Summit Supports The Stop The Trafficking Run

On Saturday, June 13th, you are invited to join runners gathering in Eden Prairie for a 5K to raise awareness about human trafficking and support the organizations who care for rescued victims.

Dr. Sarah Lehnert and her family believe in the importance of an athletic life, and in giving back to their community. In 2014, when Sarah’s husband Mark was invited to help with the logistics of an inaugural run to raise awareness and funds to support exploited children, his volunteer race planning evolved into a project involving the entire Lehnert family.

“Human trafficking is a serious issue right here in our own communities,” says Mark Lehnert. “The average age of girls rescued from trafficking is 12 to 13 years old; these are little girls. The underground nature of the crime makes data difficult to gather, but the FBI estimates that the Twin Cities area is ranked13th in the nation in terms of human trafficking activity. Our race proceeds are used to shelter, educate, and rehabilitate the children rescued from trafficking by local police.”

Dr. Lehnert joined her husband in supporting the first Stop the Trafficking run. As a non-surgical sports medicine physician, she provided medical coverage for the event, assisted by her colleague, Dr. Angela Voight. They arrived on race day not sure how many runners to expect, but with resources to handle any emergency that might arise, from a cardiac event to a sprained ankle or bee sting.
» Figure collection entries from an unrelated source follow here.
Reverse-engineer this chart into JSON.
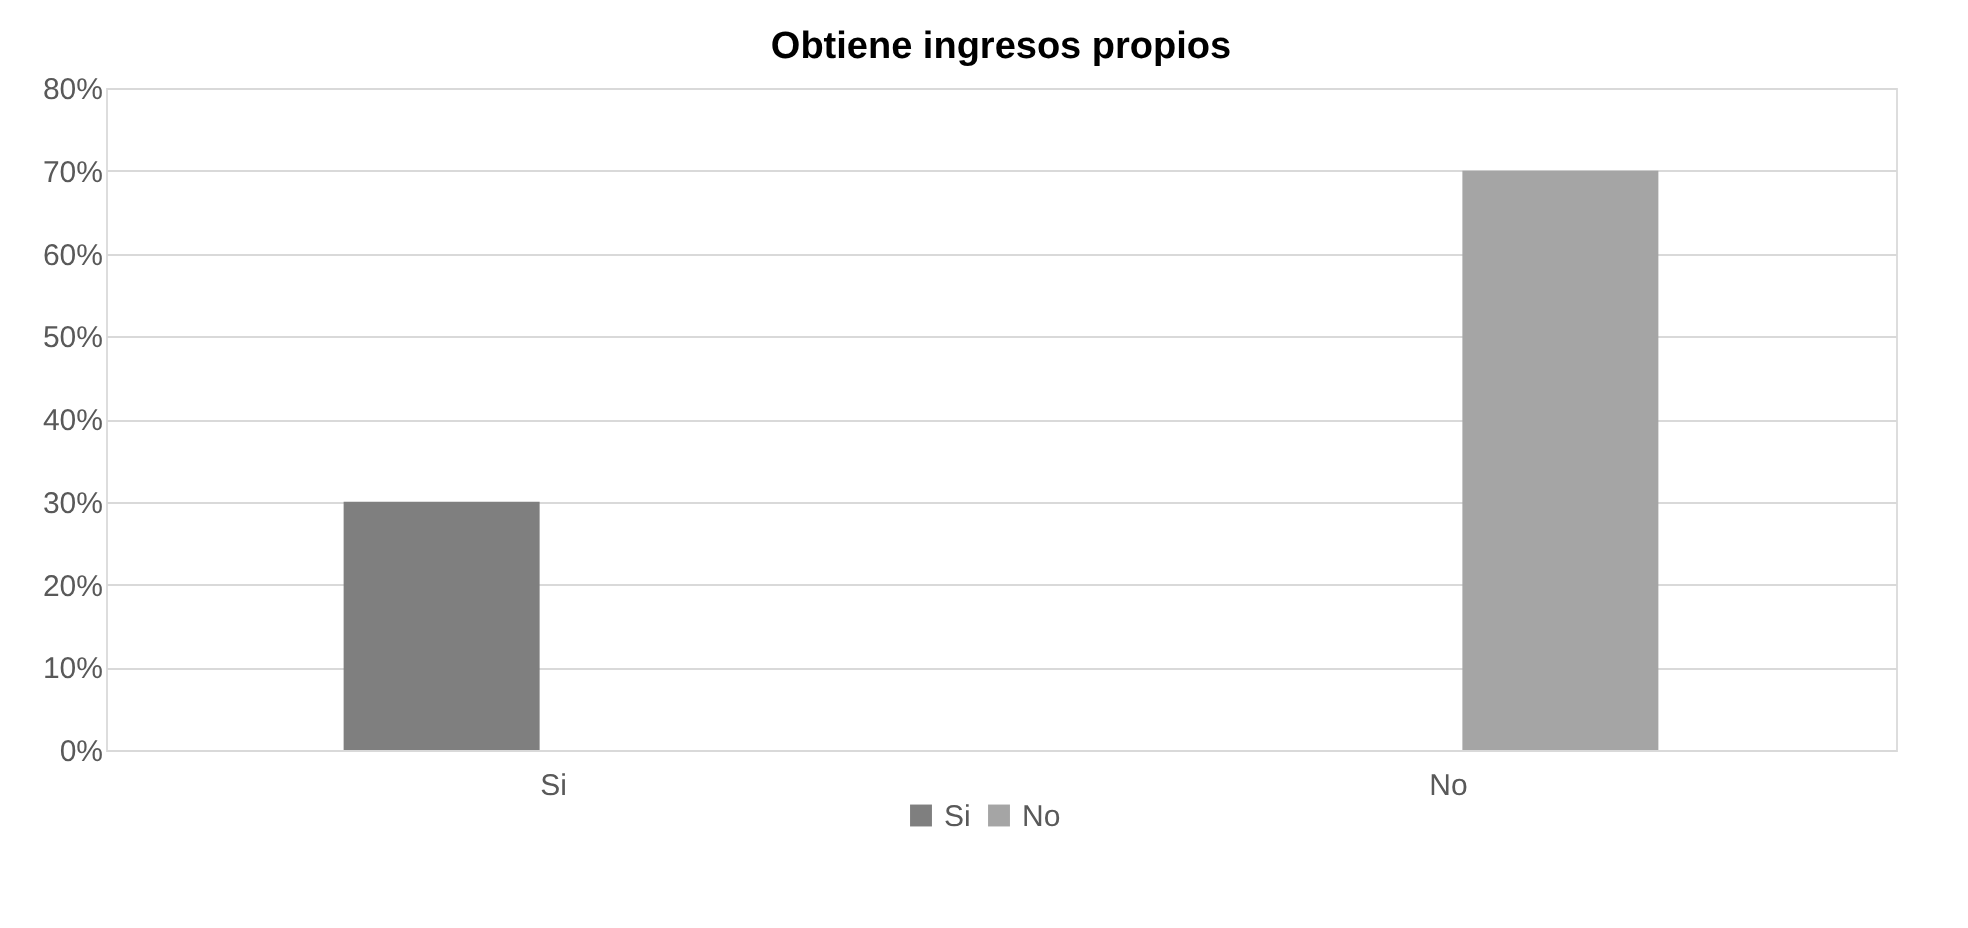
{
  "chart_data": {
    "type": "bar",
    "title": "Obtiene ingresos propios",
    "categories": [
      "Si",
      "No"
    ],
    "series": [
      {
        "name": "Si",
        "color": "#7f7f7f",
        "values": [
          30,
          null
        ]
      },
      {
        "name": "No",
        "color": "#a5a5a5",
        "values": [
          null,
          70
        ]
      }
    ],
    "ylim": [
      0,
      80
    ],
    "yticks": [
      {
        "value": 0,
        "label": "0%"
      },
      {
        "value": 10,
        "label": "10%"
      },
      {
        "value": 20,
        "label": "20%"
      },
      {
        "value": 30,
        "label": "30%"
      },
      {
        "value": 40,
        "label": "40%"
      },
      {
        "value": 50,
        "label": "50%"
      },
      {
        "value": 60,
        "label": "60%"
      },
      {
        "value": 70,
        "label": "70%"
      },
      {
        "value": 80,
        "label": "80%"
      }
    ],
    "grid": "y",
    "legend": "bottom"
  }
}
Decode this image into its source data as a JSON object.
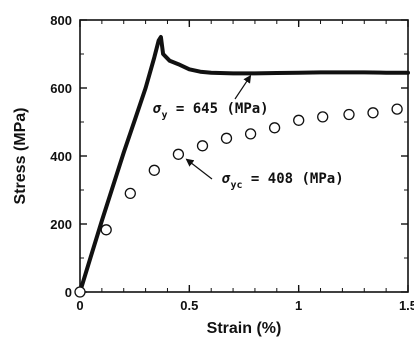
{
  "chart_data": {
    "type": "line",
    "title": "",
    "xlabel": "Strain (%)",
    "ylabel": "Stress (MPa)",
    "xlim": [
      0,
      1.5
    ],
    "ylim": [
      0,
      800
    ],
    "x_ticks": [
      0,
      0.5,
      1,
      1.5
    ],
    "x_tick_labels": [
      "0",
      "0.5",
      "1",
      "1.5"
    ],
    "y_ticks": [
      0,
      200,
      400,
      600,
      800
    ],
    "y_tick_labels": [
      "0",
      "200",
      "400",
      "600",
      "800"
    ],
    "grid": false,
    "legend": "none",
    "series": [
      {
        "style": "thick-solid-line",
        "color": "#111111",
        "x": [
          0.0,
          0.05,
          0.1,
          0.15,
          0.2,
          0.25,
          0.3,
          0.34,
          0.36,
          0.37,
          0.38,
          0.41,
          0.45,
          0.5,
          0.55,
          0.6,
          0.7,
          0.8,
          0.9,
          1.0,
          1.1,
          1.2,
          1.3,
          1.4,
          1.5
        ],
        "y": [
          0,
          105,
          210,
          310,
          410,
          505,
          600,
          690,
          740,
          750,
          700,
          680,
          670,
          655,
          648,
          645,
          643,
          643,
          644,
          645,
          646,
          646,
          646,
          645,
          645
        ]
      },
      {
        "style": "open-circle-markers",
        "color": "#111111",
        "x": [
          0.0,
          0.12,
          0.23,
          0.34,
          0.45,
          0.56,
          0.67,
          0.78,
          0.89,
          1.0,
          1.11,
          1.23,
          1.34,
          1.45
        ],
        "y": [
          0,
          183,
          290,
          358,
          405,
          430,
          452,
          465,
          483,
          505,
          515,
          522,
          527,
          538
        ]
      }
    ],
    "annotations": [
      {
        "id": "sigma-y",
        "symbol": "σ",
        "subscript": "y",
        "text": " = 645 (MPa)",
        "points_to": [
          0.9,
          645
        ]
      },
      {
        "id": "sigma-yc",
        "symbol": "σ",
        "subscript": "yc",
        "text": " = 408 (MPa)",
        "points_to": [
          0.45,
          408
        ]
      }
    ]
  }
}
“A marathon is more demanding than a 5K, but it’s still important to have medical coverage in case of injury or a life threatening event,” Dr. Lehnert explains. “The more relaxed atmosphere of the 5K gave us time to talk with runners and answer their questions about training issues, running shoes, or symptoms they are having when they run. This event is also an opportunity for us to work with the police to make people aware of trafficking here in Eden Prairie, so we can take steps to stop it. This is a cause-driven event with a sports medicine education aspect. We love interacting with the community and the runners; it’s a great way for us to go into the community and give back.”
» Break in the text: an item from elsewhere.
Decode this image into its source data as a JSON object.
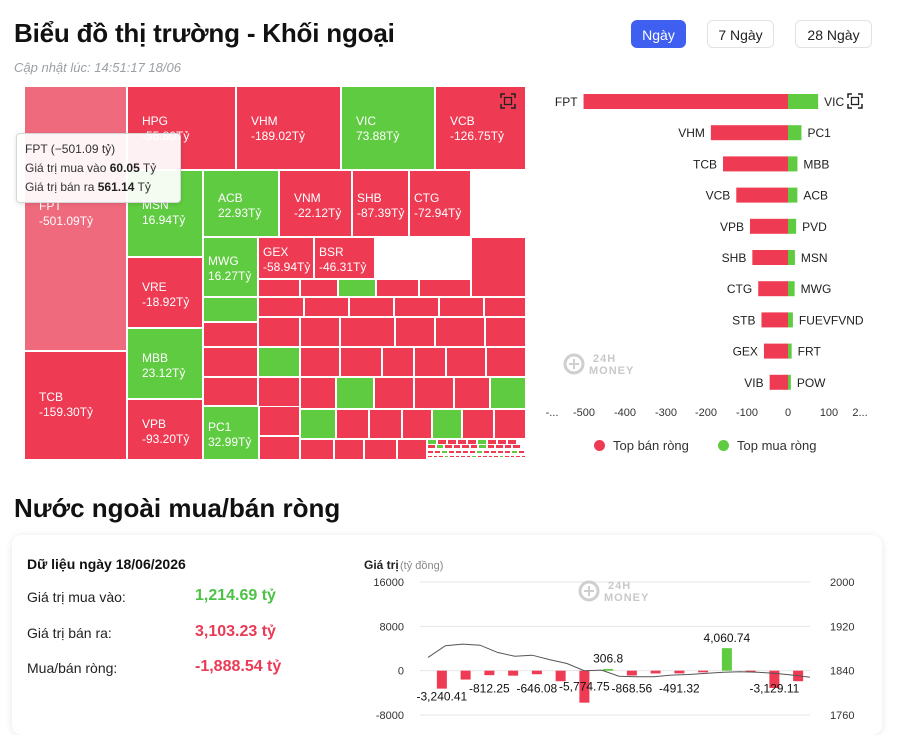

Last year’s launch race attracted 850 participants, and raised $18,000 for local organizations that help trafficked victims. This year, with strong corporate sponsorship from organizations including Summit Orthopedics, the race is attracting a growing number of runners. The Lehnerts estimate that Saturday’s run will raise at least $30,000 to provide housing, education, and rehabilitation services for young girls rescued from trafficking.

“As parents, Mark and I feel very strongly about this issue,” says Dr. Lehnert. “Our daughters are our personal motivation to actively help the homeless and runaway girls who fall victim to trafficking predators. We want to model the importance of exercise and a passion for community service for our girls. Last year, our oldest daughter ran; it was her first 5K event ever. She’s running again this year, and her sister may also run or walk the race, while our youngest will be my helper at the medical tent.”

“We invite everyone to come out and join us,” says Dr. Lehnert. “You’ll be raising money for an important cause, getting a healthy workout, and we’ll be available to answer your questions. It’s going to be a great day that will really matter to trafficked children who need our help.”